Toya
na później
w razie potrzeby chwytamy za noże albo wiersze
reszta jest historią która nie powinna się zdarzyć
dopowiedzeniem do końca powietrza i światła
dlaczego cisza
gdzie owacje po ostatnim akcie
obiecywana apokalipsa po której stworzą od nowa
ślepe uliczki zatrzymujące nas w miejscu i czasie
nawet gdybyśmy szukali winnych
nie znajdziemy nikogo prócz własnych cieni na drodze
plamy oleju w której każde zobaczy co zechce
może nawet uwierzy w rzucanie klątw nałogów
winę i karę tuż po niej
pozorny bezruch
bo para wypuszczana z ust
układa się w kolejną warstwę chmur nad miastem
jeszcze chwila i przestaniemy się mieścić
w swoich ciałach kanonach
a wtedy skrócą nas o myśli
zbyt ulotne by zdążyć je zapisać
Ilość odsłon: 1187
Komentarze
Leszek.J
listopad 27, 2017 21:26
Tekst można dopasować do różnych wątków, mi pasuje do polityki, ale to tylko ja.

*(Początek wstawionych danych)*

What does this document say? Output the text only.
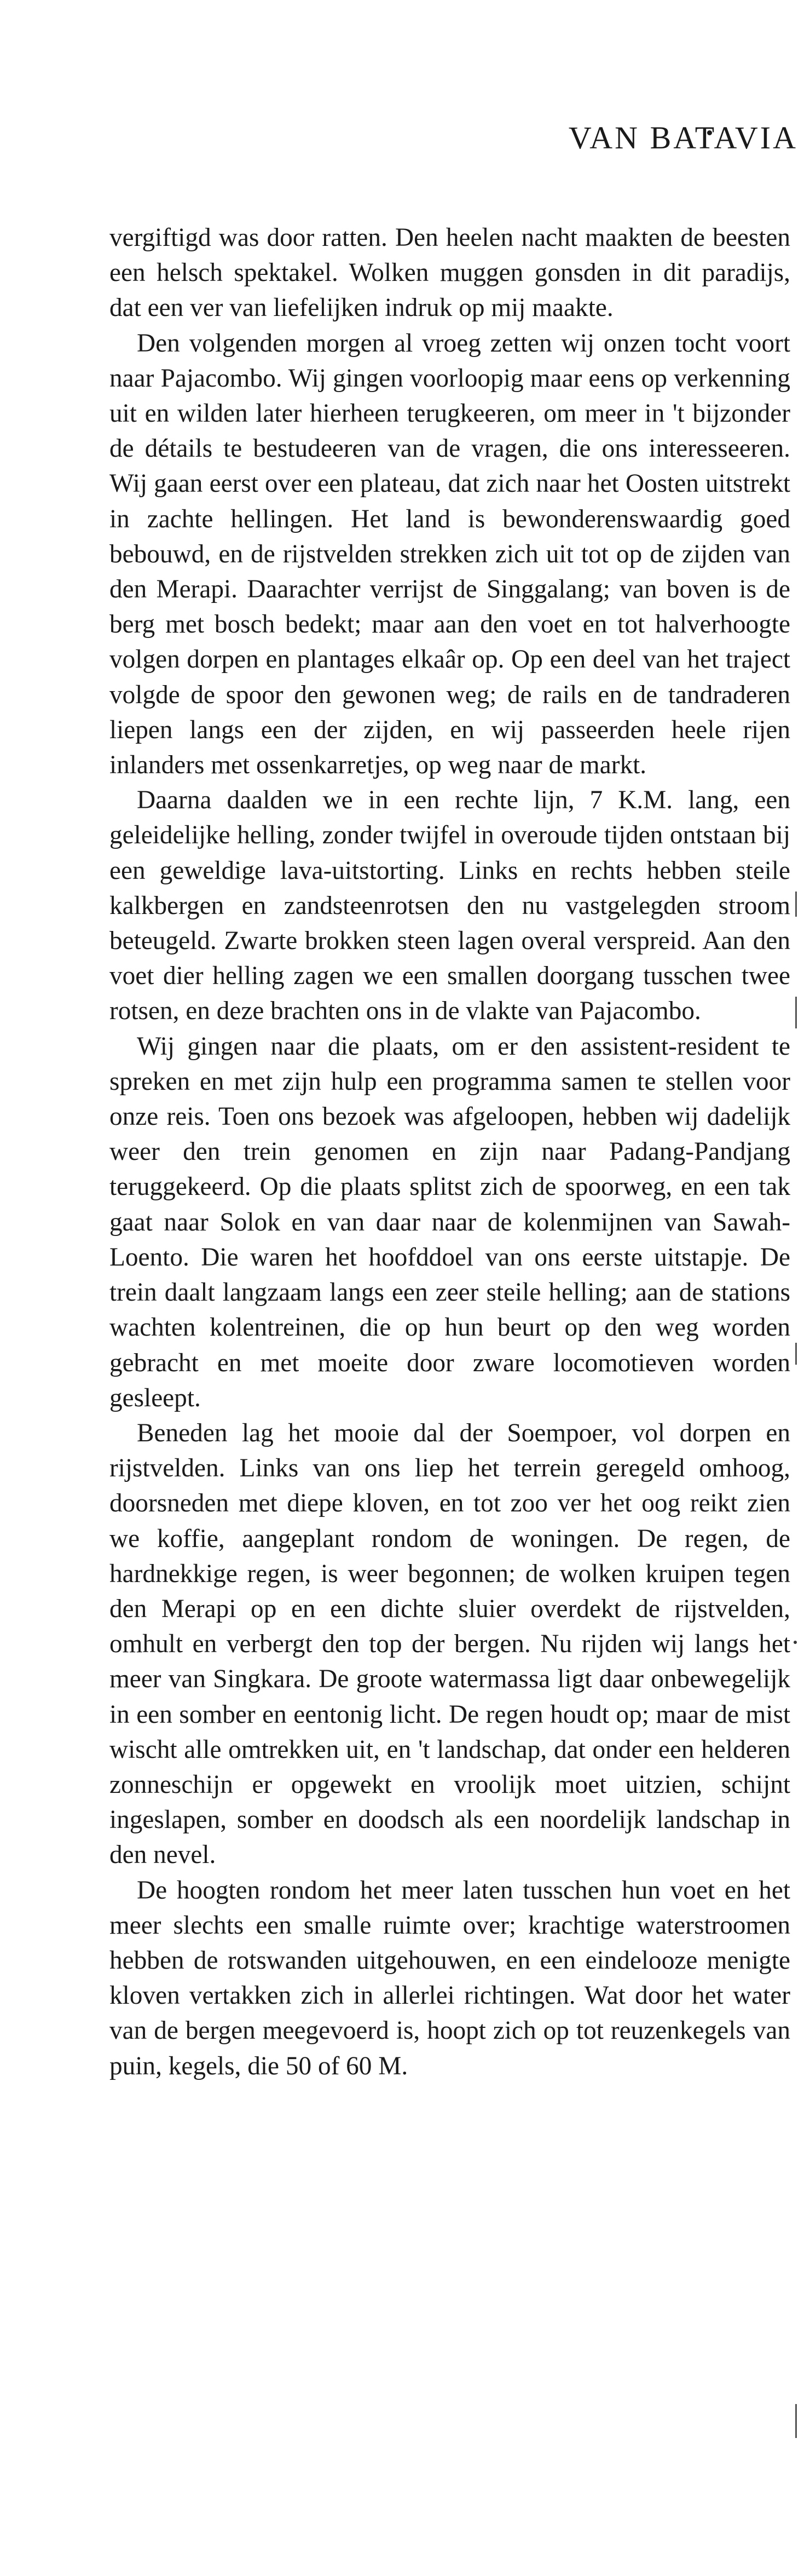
VAN BATAVIA

vergiftigd was door ratten. Den heelen nacht maakten de beesten een helsch spektakel. Wolken muggen gonsden in dit paradijs, dat een ver van liefelijken indruk op mij maakte.

Den volgenden morgen al vroeg zetten wij onzen tocht voort naar Pajacombo. Wij gingen voorloopig maar eens op verkenning uit en wilden later hierheen terugkeeren, om meer in 't bijzonder de détails te bestudeeren van de vragen, die ons interesseeren. Wij gaan eerst over een plateau, dat zich naar het Oosten uitstrekt in zachte hellingen. Het land is bewonderenswaardig goed bebouwd, en de rijstvelden strekken zich uit tot op de zijden van den Merapi. Daarachter verrijst de Singgalang; van boven is de berg met bosch bedekt; maar aan den voet en tot halverhoogte volgen dorpen en plantages elkaâr op. Op een deel van het traject volgde de spoor den gewonen weg; de rails en de tandraderen liepen langs een der zijden, en wij passeerden heele rijen inlanders met ossenkarretjes, op weg naar de markt.

Daarna daalden we in een rechte lijn, 7 K.M. lang, een geleidelijke helling, zonder twijfel in overoude tijden ontstaan bij een geweldige lava-uitstorting. Links en rechts hebben steile kalkbergen en zandsteenrotsen den nu vastgelegden stroom beteugeld. Zwarte brokken steen lagen overal verspreid. Aan den voet dier helling zagen we een smallen doorgang tusschen twee rotsen, en deze brachten ons in de vlakte van Pajacombo.

Wij gingen naar die plaats, om er den assistent-resident te spreken en met zijn hulp een programma samen te stellen voor onze reis. Toen ons bezoek was afgeloopen, hebben wij dadelijk weer den trein genomen en zijn naar Padang-Pandjang teruggekeerd. Op die plaats splitst zich de spoorweg, en een tak gaat naar Solok en van daar naar de kolenmijnen van Sawah-Loento. Die waren het hoofddoel van ons eerste uitstapje. De trein daalt langzaam langs een zeer steile helling; aan de stations wachten kolentreinen, die op hun beurt op den weg worden gebracht en met moeite door zware locomotieven worden gesleept.

Beneden lag het mooie dal der Soempoer, vol dorpen en rijstvelden. Links van ons liep het terrein geregeld omhoog, doorsneden met diepe kloven, en tot zoo ver het oog reikt zien we koffie, aangeplant rondom de woningen. De regen, de hardnekkige regen, is weer begonnen; de wolken kruipen tegen den Merapi op en een dichte sluier overdekt de rijstvelden, omhult en verbergt den top der bergen. Nu rijden wij langs het meer van Singkara. De groote watermassa ligt daar onbewegelijk in een somber en eentonig licht. De regen houdt op; maar de mist wischt alle omtrekken uit, en 't landschap, dat onder een helderen zonneschijn er opgewekt en vroolijk moet uitzien, schijnt ingeslapen, somber en doodsch als een noordelijk landschap in den nevel.

De hoogten rondom het meer laten tusschen hun voet en het meer slechts een smalle ruimte over; krachtige waterstroomen hebben de rotswanden uitgehouwen, en een eindelooze menigte kloven vertakken zich in allerlei richtingen. Wat door het water van de bergen meegevoerd is, hoopt zich op tot reuzenkegels van puin, kegels, die 50 of 60 M.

Wiersz dobry, metaforyczny i płynny.
Pozdrawiam
Dorota
listopad 26, 2017 21:14
Bardzo mi się podoba. Dobry wiersz, bardzo ciekawe frazy, tworzące obrazki w wyobraźni. Pozdrawiam :)
Toya
listopad 26, 2017 21:04
Nie szkodzi:)
Joanna-d-m
listopad 26, 2017 21:00
1) Rozumiem, tak, na pewno jest inaczej
2) Rozumiem, źle zinterpretowałam
Toya
listopad 26, 2017 20:56
Joanno - ano dawno. Poemax, to nie jest miejsce dla mnie. A szkoda.
Co do plam... Miałam na myśli jedną. Dlatego "której". Miło mi, że wiersz do Ciebie trafił. Pozdrawiam:)
Joanna-d-m
listopad 26, 2017 20:23
Toya, dawno Ciebie nie było,a
"plamy oleju w której każde zobaczy co zechce"
ten wers dla mnie szczególny
tylko
jak plamy to raczej *w których
no i ostatnia strofa, połknęłam, nie zakrztusiłam się - po prostu dobra.